After the three core services listed above, our events are fully customizable. “The possibilities are pretty much endless,” Rafi says proudly. “We’ve expanded greatly as an entertainment company. Now we do much more than puzzles and games.”
Rafi likes to work closely with the family to create a complete party environment. We own a full professional sound system, which we frequently bring to events to provide music that’s event-appropriate and enhances the atmosphere rather than distracting from it.
“One of the most popular services we provide is the challenge course,” Rafi says. “These are a series of challenges that we set up throughout the party that are targeted to engage the kids. So you’re running around solving puzzles and playing games and collecting stickers and at the end you get a prize.” They’re typically themed with the party. For bar and bat mitzvahs, for example, Rafi has challenge courses that relate to themes from Judaic studies. “The challenge course is internally competitive. The kids are competing against themselves. They’re goal-oriented and encourage all different kinds of thinking. You give a kid of a certain age a challenge or a goal and suddenly everything changes and they say ‘LET’S DO IT!’”
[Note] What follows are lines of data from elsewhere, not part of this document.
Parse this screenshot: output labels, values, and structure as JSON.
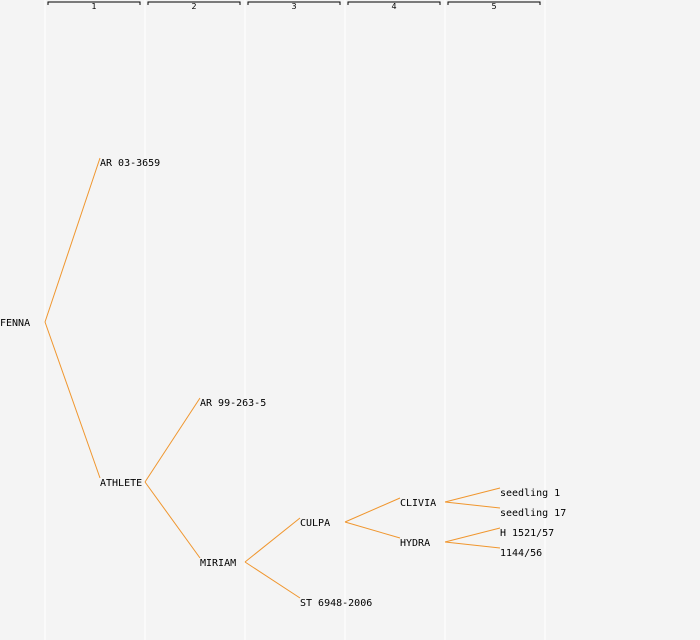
{
  "colors": {
    "background": "#f4f4f4",
    "column_divider": "#ffffff",
    "bracket": "#000000",
    "edge": "#f0962e",
    "text": "#000000"
  },
  "generations": [
    "1",
    "2",
    "3",
    "4",
    "5"
  ],
  "nodes": [
    {
      "id": "fenna",
      "label": "FENNA",
      "gen": 0,
      "row": 8
    },
    {
      "id": "ar-03-3659",
      "label": "AR 03-3659",
      "gen": 1,
      "row": 4
    },
    {
      "id": "athlete",
      "label": "ATHLETE",
      "gen": 1,
      "row": 12
    },
    {
      "id": "ar-99-263-5",
      "label": "AR 99-263-5",
      "gen": 2,
      "row": 10
    },
    {
      "id": "miriam",
      "label": "MIRIAM",
      "gen": 2,
      "row": 14
    },
    {
      "id": "culpa",
      "label": "CULPA",
      "gen": 3,
      "row": 13
    },
    {
      "id": "st-6948-2006",
      "label": "ST 6948-2006",
      "gen": 3,
      "row": 15
    },
    {
      "id": "clivia",
      "label": "CLIVIA",
      "gen": 4,
      "row": 12.5
    },
    {
      "id": "hydra",
      "label": "HYDRA",
      "gen": 4,
      "row": 13.5
    },
    {
      "id": "seedling-1",
      "label": "seedling 1",
      "gen": 5,
      "row": 12.25
    },
    {
      "id": "seedling-17",
      "label": "seedling 17",
      "gen": 5,
      "row": 12.75
    },
    {
      "id": "h-1521-57",
      "label": "H 1521/57",
      "gen": 5,
      "row": 13.25
    },
    {
      "id": "1144-56",
      "label": "1144/56",
      "gen": 5,
      "row": 13.75
    }
  ],
  "edges": [
    [
      "fenna",
      "ar-03-3659"
    ],
    [
      "fenna",
      "athlete"
    ],
    [
      "athlete",
      "ar-99-263-5"
    ],
    [
      "athlete",
      "miriam"
    ],
    [
      "miriam",
      "culpa"
    ],
    [
      "miriam",
      "st-6948-2006"
    ],
    [
      "culpa",
      "clivia"
    ],
    [
      "culpa",
      "hydra"
    ],
    [
      "clivia",
      "seedling-1"
    ],
    [
      "clivia",
      "seedling-17"
    ],
    [
      "hydra",
      "h-1521-57"
    ],
    [
      "hydra",
      "1144-56"
    ]
  ]
}
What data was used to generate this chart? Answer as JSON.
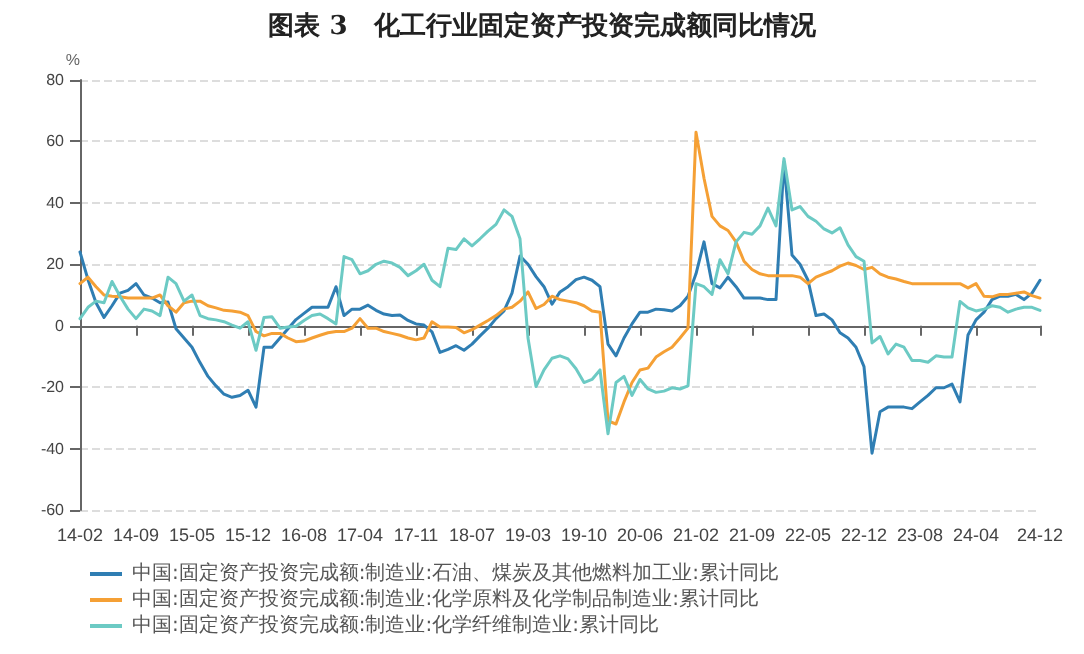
{
  "chart_data": {
    "type": "line",
    "title": "图表 3　化工行业固定资产投资完成额同比情况",
    "ylabel": "%",
    "categories": [
      "14-02",
      null,
      null,
      null,
      null,
      null,
      null,
      "14-09",
      null,
      null,
      null,
      null,
      null,
      null,
      "15-05",
      null,
      null,
      null,
      null,
      null,
      null,
      "15-12",
      null,
      null,
      null,
      null,
      null,
      null,
      "16-08",
      null,
      null,
      null,
      null,
      null,
      null,
      "17-04",
      null,
      null,
      null,
      null,
      null,
      null,
      "17-11",
      null,
      null,
      null,
      null,
      null,
      null,
      "18-07",
      null,
      null,
      null,
      null,
      null,
      null,
      "19-03",
      null,
      null,
      null,
      null,
      null,
      null,
      "19-10",
      null,
      null,
      null,
      null,
      null,
      null,
      "20-06",
      null,
      null,
      null,
      null,
      null,
      null,
      "21-02",
      null,
      null,
      null,
      null,
      null,
      null,
      "21-09",
      null,
      null,
      null,
      null,
      null,
      null,
      "22-05",
      null,
      null,
      null,
      null,
      null,
      null,
      "22-12",
      null,
      null,
      null,
      null,
      null,
      null,
      "23-08",
      null,
      null,
      null,
      null,
      null,
      null,
      "24-04",
      null,
      null,
      null,
      null,
      null,
      null,
      null,
      "24-12"
    ],
    "series": [
      {
        "name": "中国:固定资产投资完成额:制造业:石油、煤炭及其他燃料加工业:累计同比",
        "color": "#2f7eb3",
        "values": [
          24,
          15,
          7.5,
          2.7,
          6.5,
          10.6,
          11.5,
          13.7,
          10,
          9,
          7.5,
          7.7,
          -1,
          -4,
          -7,
          -12,
          -16.5,
          -19.6,
          -22.3,
          -23.3,
          -22.7,
          -21,
          -26.5,
          -7,
          -7,
          -4,
          -1,
          2,
          4,
          6,
          6,
          6,
          12.7,
          3.3,
          5.4,
          5.4,
          6.7,
          5,
          3.8,
          3.3,
          3.5,
          1.7,
          0.6,
          0.2,
          -2,
          -8.7,
          -7.7,
          -6.5,
          -8,
          -6,
          -3.3,
          -0.8,
          2.3,
          4.8,
          10.6,
          22.7,
          20,
          16,
          12.7,
          7,
          11,
          12.7,
          15,
          15.8,
          14.8,
          12.7,
          -6,
          -9.8,
          -4,
          0.6,
          4.4,
          4.4,
          5.4,
          5.2,
          4.8,
          6.5,
          9.6,
          16.9,
          27.3,
          13.7,
          12.3,
          15.8,
          12.7,
          9,
          9,
          9,
          8.5,
          8.5,
          53.3,
          23,
          20,
          14.8,
          3.3,
          3.8,
          1.9,
          -2.3,
          -4,
          -7,
          -13.3,
          -41.5,
          -28,
          -26.5,
          -26.5,
          -26.5,
          -27,
          -24.8,
          -22.7,
          -20.2,
          -20.2,
          -19,
          -24.8,
          -3,
          1.9,
          4.4,
          8.5,
          9.6,
          9.6,
          10.2,
          8.5,
          10.6,
          14.8
        ]
      },
      {
        "name": "中国:固定资产投资完成额:制造业:化学原料及化学制品制造业:累计同比",
        "color": "#f5a035",
        "values": [
          13.7,
          15.8,
          12.7,
          10,
          9.6,
          9.4,
          9,
          9,
          9,
          9,
          10,
          6.5,
          4.4,
          7.5,
          8,
          8,
          6.5,
          5.8,
          5,
          4.8,
          4.4,
          3.3,
          -1.9,
          -3.3,
          -2.5,
          -2.5,
          -4,
          -5.2,
          -5,
          -4,
          -3.1,
          -2.3,
          -1.9,
          -1.9,
          -0.8,
          2.3,
          -0.8,
          -0.8,
          -1.9,
          -2.5,
          -3.1,
          -4,
          -4.6,
          -4,
          1.3,
          -0.4,
          -0.4,
          -0.6,
          -2.3,
          -1.3,
          0.2,
          1.7,
          3.3,
          5.4,
          6,
          8,
          11,
          5.6,
          6.9,
          9.6,
          8.5,
          8,
          7.5,
          6.5,
          4.8,
          4.4,
          -31,
          -32,
          -24.8,
          -18.5,
          -14.4,
          -13.8,
          -10.2,
          -8.5,
          -7,
          -4,
          -0.8,
          63,
          48,
          35.6,
          32.5,
          31,
          27.3,
          21,
          18.3,
          16.9,
          16.3,
          16.3,
          16.3,
          16.3,
          15.8,
          13.7,
          15.8,
          16.9,
          17.9,
          19.4,
          20.4,
          19.6,
          18.3,
          19,
          16.9,
          15.8,
          15.2,
          14.4,
          13.7,
          13.7,
          13.7,
          13.7,
          13.7,
          13.7,
          13.7,
          12.3,
          13.7,
          9.6,
          9.4,
          10.2,
          10.2,
          10.6,
          11,
          9.8,
          9
        ]
      },
      {
        "name": "中国:固定资产投资完成额:制造业:化学纤维制造业:累计同比",
        "color": "#6ccac4",
        "values": [
          2.3,
          6,
          8,
          7.5,
          14.4,
          9.6,
          5.4,
          2.3,
          5.4,
          4.8,
          3.3,
          15.8,
          13.7,
          8,
          10,
          3.3,
          2.3,
          1.9,
          1.3,
          0.2,
          -0.8,
          1.3,
          -8,
          2.7,
          2.9,
          -0.8,
          -0.4,
          -0.2,
          1.7,
          3.3,
          3.8,
          2.3,
          0.6,
          22.5,
          21.5,
          16.9,
          17.9,
          20,
          21,
          20.4,
          19,
          16.3,
          17.9,
          20,
          14.8,
          12.7,
          25.2,
          24.8,
          28.3,
          26,
          28.3,
          30.8,
          33,
          37.7,
          35.6,
          28.3,
          -4,
          -19.8,
          -14.4,
          -10.6,
          -9.8,
          -10.8,
          -14,
          -18.5,
          -17.5,
          -14.4,
          -35.2,
          -18.5,
          -16.5,
          -22.7,
          -17.5,
          -20.6,
          -21.7,
          -21.3,
          -20.2,
          -20.6,
          -19.6,
          13.7,
          12.7,
          10.2,
          21.5,
          16.9,
          27.3,
          30.4,
          29.8,
          32.5,
          38.3,
          32.5,
          54.4,
          37.7,
          38.8,
          35.6,
          34,
          31.5,
          30.2,
          31.9,
          26.3,
          22.5,
          21,
          -5.6,
          -3.5,
          -9.2,
          -6,
          -7,
          -11.3,
          -11.3,
          -11.9,
          -9.8,
          -10.2,
          -10.2,
          7.9,
          5.8,
          4.8,
          5.4,
          6.5,
          6,
          4.4,
          5.4,
          6,
          6,
          5
        ]
      }
    ],
    "ylim": [
      -60,
      80
    ],
    "yticks": [
      -60,
      -40,
      -20,
      0,
      20,
      40,
      60,
      80
    ],
    "grid": "y",
    "legend": "bottom",
    "marker": "none",
    "line_style": "solid"
  }
}
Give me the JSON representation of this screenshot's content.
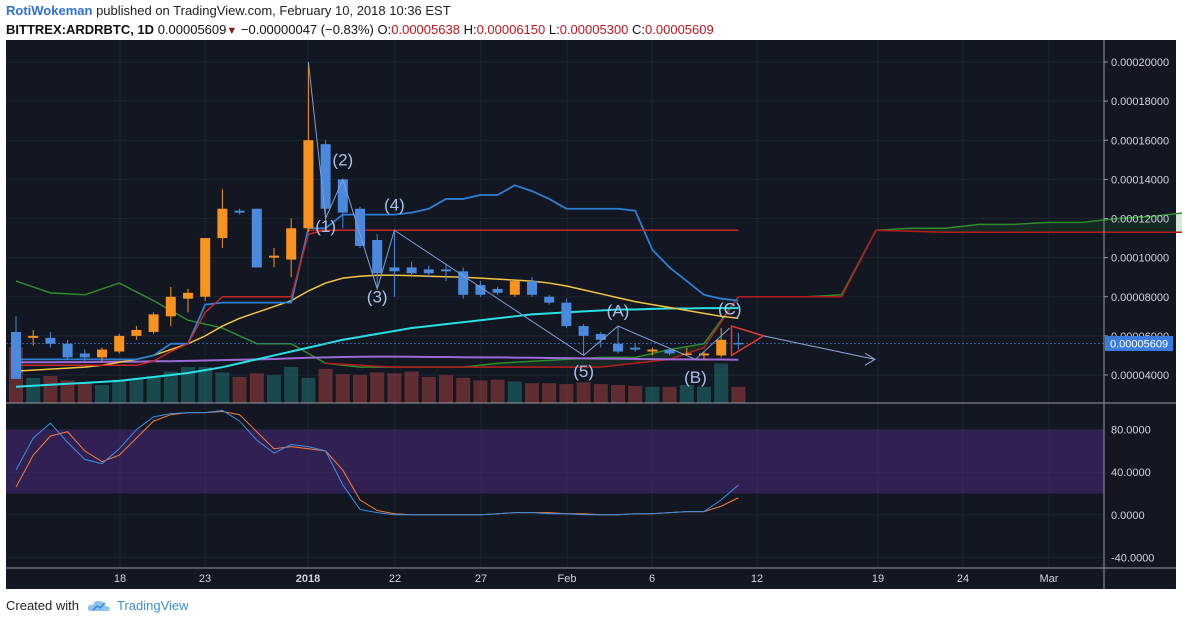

To satisfy the needs of adult guests, we’ll often bring table activities. These are small games and puzzles that can be brought to family events and reunions. “They encourage folks to sit around and schmooze for a few hours,” says Rafi. “You’ll see people wandering from table to table, picking up puzzles and saying, ‘here check this out.’”
“Another offering is our workshops,” Rafi says. These are special activities held by a specialist within an event that teach a special skill or craft. “They started by us asking ‘what can we offer that’s physical, you know, that will get people off their feet. The first one was a juggling workshop that I put together. Since then we’ve done a few others such as tight rope walking and origami. We try to choose activities that require mental focus. Origami, for example, combines a craft and a puzzle and requires fine motor skills. So everyone leaves the workshop having learned something and had fun.”
Some Eureka staff members come from casino backgrounds, and from time to time we’ve brought blackjack and roulette to events. We’ve also provided custom jigsaws that all the guests work on to complete. At the end of the party the puzzle is mounted and everyone signs it.
“I’ve really branched out in my role as an event planner,” Rafi says. “I’ll coordinate the flow of the event as a whole, design floor plans, and emcee the event myself. Our goal is not to create one-big attention-demanding splash but guide the whole event in a relaxed way and keep the attention on those we’re celebrating.”
I ask him what his goals are for 2015. He tells me at the moment he’s working on a portable mini golf course that he can bring to events. We may set it up for a demo in the alley next to Eureka now that the weather’s getting warmer. Every event requires unique planning to allow for specific restraints and requests. Our abilities are constantly expanding as we take on new staff members.
Since I started working, it seems like we’re taking on more contracts than ever, and with bar mitzvah season approaching, Rafi will have his hands full. But he doesn’t seem worried. He’s excited by the prospect. It means word is getting out about On the Spot. And if his hands get too full, he’s pretty good at juggling.